Санек был запрограммирован на мажор и даже не догадывался, какую нестерпимую скуку нагоняет им на свою жену... А потом появился Вадим, и она сошла с ума от любви.
Санек за стеной заливисто всхрапнул и, захлебнувшись храпом, умолк. Кира загасила сигарету, встала и вышла в ванную комнату прополоскать рот. В ярком свете неоновых ламп засветились молочной белизной ванна и обтекаемый унитаз; разнообразно засияли, засверкали и отразились в зеркальной стене бронзовые прутья для полотенец, бледно-зеленый кафель, хрустальные флаконы на прилавке и... она сама. Неутешительное зрелище. Кто сказал, что старение - это постепенный процесс? Во всяком случае у женщины он идет скачками и обрушивается на нее внезапно, как снежная лавина: однажды утром ты смотришься в зеркало и вдруг видишь отеки под глазами. А еще вчера их там не было... "Не гневи Бога, - велела себе Кира. - Бывает и похуже". И она вспомнила знакомую пианистку, свою ровесницу - мелкоморщинистые, прямо панцирные лицо и шея делали ее похожей на старую видавшую виды черепаху. Кира придирчиво вгляделась: бледная - это да, и эти сволочные отеки, а все-таки лицо как лицо и шея как шея. Она по привычке помассировала под глазами и похлопала тыльной стороной ладони по подбородку, потом вернулась в спальню и залезла под одеяло. Похоже, ей не заснуть - слишком много впечатлений, а может, опять бессонница... "Принять таблетку? - подумала Кира. - Нет, не буду - голова завтра будет как котел..." И, лежа с закрытыми глазами, она стала вспоминать весь этот длинный сегодняшний день - 24 декабря, Сочельник, канун католического Рождества.

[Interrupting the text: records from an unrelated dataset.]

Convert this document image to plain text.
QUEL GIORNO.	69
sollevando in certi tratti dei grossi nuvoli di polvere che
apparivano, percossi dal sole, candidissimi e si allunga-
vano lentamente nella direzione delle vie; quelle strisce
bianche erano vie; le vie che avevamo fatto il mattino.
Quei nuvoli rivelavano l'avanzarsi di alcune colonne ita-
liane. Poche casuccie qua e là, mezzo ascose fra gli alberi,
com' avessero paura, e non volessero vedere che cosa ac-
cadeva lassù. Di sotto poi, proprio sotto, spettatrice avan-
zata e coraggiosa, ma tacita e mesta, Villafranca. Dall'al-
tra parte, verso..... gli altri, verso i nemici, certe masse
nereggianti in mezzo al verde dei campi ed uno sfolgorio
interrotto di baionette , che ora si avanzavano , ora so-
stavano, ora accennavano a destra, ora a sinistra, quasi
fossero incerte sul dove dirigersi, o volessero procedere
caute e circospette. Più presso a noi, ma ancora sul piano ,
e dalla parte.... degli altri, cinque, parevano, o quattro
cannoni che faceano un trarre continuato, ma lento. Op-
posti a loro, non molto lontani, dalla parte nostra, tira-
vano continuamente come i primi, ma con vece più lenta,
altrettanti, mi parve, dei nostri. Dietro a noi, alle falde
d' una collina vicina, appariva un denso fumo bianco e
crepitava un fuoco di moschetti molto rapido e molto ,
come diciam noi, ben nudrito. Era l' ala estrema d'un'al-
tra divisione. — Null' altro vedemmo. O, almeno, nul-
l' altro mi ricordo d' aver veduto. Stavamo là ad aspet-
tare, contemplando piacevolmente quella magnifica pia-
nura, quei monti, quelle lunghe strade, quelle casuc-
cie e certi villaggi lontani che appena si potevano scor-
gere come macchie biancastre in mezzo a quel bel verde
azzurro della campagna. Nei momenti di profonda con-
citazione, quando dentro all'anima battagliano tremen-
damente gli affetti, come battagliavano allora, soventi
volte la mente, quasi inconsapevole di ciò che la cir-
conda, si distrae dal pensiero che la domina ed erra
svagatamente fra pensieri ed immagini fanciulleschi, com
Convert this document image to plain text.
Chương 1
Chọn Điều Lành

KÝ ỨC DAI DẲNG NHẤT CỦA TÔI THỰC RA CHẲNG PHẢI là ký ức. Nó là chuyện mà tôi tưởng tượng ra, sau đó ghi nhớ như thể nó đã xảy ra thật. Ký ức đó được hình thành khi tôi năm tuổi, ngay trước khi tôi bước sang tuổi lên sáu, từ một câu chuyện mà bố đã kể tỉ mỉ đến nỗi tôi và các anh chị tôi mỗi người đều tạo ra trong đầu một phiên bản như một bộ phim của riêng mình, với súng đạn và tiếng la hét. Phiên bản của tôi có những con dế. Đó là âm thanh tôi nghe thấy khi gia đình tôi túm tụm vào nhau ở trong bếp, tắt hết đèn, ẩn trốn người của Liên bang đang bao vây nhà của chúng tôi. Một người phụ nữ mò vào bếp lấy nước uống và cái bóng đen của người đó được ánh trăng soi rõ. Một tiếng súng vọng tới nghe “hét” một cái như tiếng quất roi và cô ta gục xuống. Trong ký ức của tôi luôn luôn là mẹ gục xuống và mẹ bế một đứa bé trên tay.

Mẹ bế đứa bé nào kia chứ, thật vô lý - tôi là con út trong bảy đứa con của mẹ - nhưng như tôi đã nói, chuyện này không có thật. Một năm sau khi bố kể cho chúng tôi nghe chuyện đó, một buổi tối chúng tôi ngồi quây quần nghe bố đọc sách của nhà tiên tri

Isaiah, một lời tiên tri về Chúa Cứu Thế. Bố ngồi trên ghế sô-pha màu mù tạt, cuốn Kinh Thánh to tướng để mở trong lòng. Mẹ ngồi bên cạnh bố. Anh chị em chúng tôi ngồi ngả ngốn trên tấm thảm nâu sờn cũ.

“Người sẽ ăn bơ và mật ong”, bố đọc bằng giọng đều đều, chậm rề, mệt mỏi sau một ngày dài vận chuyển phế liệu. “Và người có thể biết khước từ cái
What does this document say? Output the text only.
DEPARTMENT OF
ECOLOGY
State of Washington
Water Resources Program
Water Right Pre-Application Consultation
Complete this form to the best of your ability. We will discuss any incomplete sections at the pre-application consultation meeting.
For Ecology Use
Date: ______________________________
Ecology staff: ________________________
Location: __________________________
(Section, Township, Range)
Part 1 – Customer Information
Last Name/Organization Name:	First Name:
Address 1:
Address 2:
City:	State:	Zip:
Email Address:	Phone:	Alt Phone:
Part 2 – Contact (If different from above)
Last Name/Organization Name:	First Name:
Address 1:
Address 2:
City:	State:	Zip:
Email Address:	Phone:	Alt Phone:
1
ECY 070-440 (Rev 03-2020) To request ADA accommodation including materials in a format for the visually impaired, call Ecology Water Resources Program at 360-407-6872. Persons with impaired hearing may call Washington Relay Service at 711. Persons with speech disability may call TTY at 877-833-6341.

С самого утра Эмма хлопотала по кухне; Санек, надев передник, помогал ей. Они стряпали и шептались, наверное, вспоминали... Эмма в конце 80-х годов была директором одного из престижных санаториев под Ленинградом, на самом берегу Финского залива, в котором Санек состоял, что называется, "придворным артистом". Да и не только в нем: хозяйственники обожали Санька за веселый нрав и предпочитали его многим более популярным артистам; они дружно требовали у редакторов эстрадного отдела Санька и только Санька, и переубедить их было невозможно. Муж Эммы, в те годы начинающий свою карьеру финский бизнесмен, соблазнившись дешевизной отдыха в тогдашней России, приехал в санаторий, который она возглавляла. Таким образом, их скоропалительный роман развернулся на глазах у сочувствующего Санька, и он же, никогда не умевший сказать "нет", помогал отбывающей в Финляндию счастливой невесте с продажей квартиры. Эмма уехала, осыпав его благодарными поцелуями и обещаниями "отомстить", но Санек к тому времени уже имел богатый опыт, подсказывающий ему, что скорее всего она забудет о нем сразу после прохождения таможни; кроме того, он старался для нее абсолютно бескорыстно. Однако через несколько месяцев от нее пришло письмо с описанием новой жизни, завязалась переписка, и Эмма прислала ему приглашение. С тех пор Санек стал довольно частым гостем в ее небольшом ухоженном доме в сорока милях от Хельсинки, в городке тихом и таком же ухоженном, как сам дом.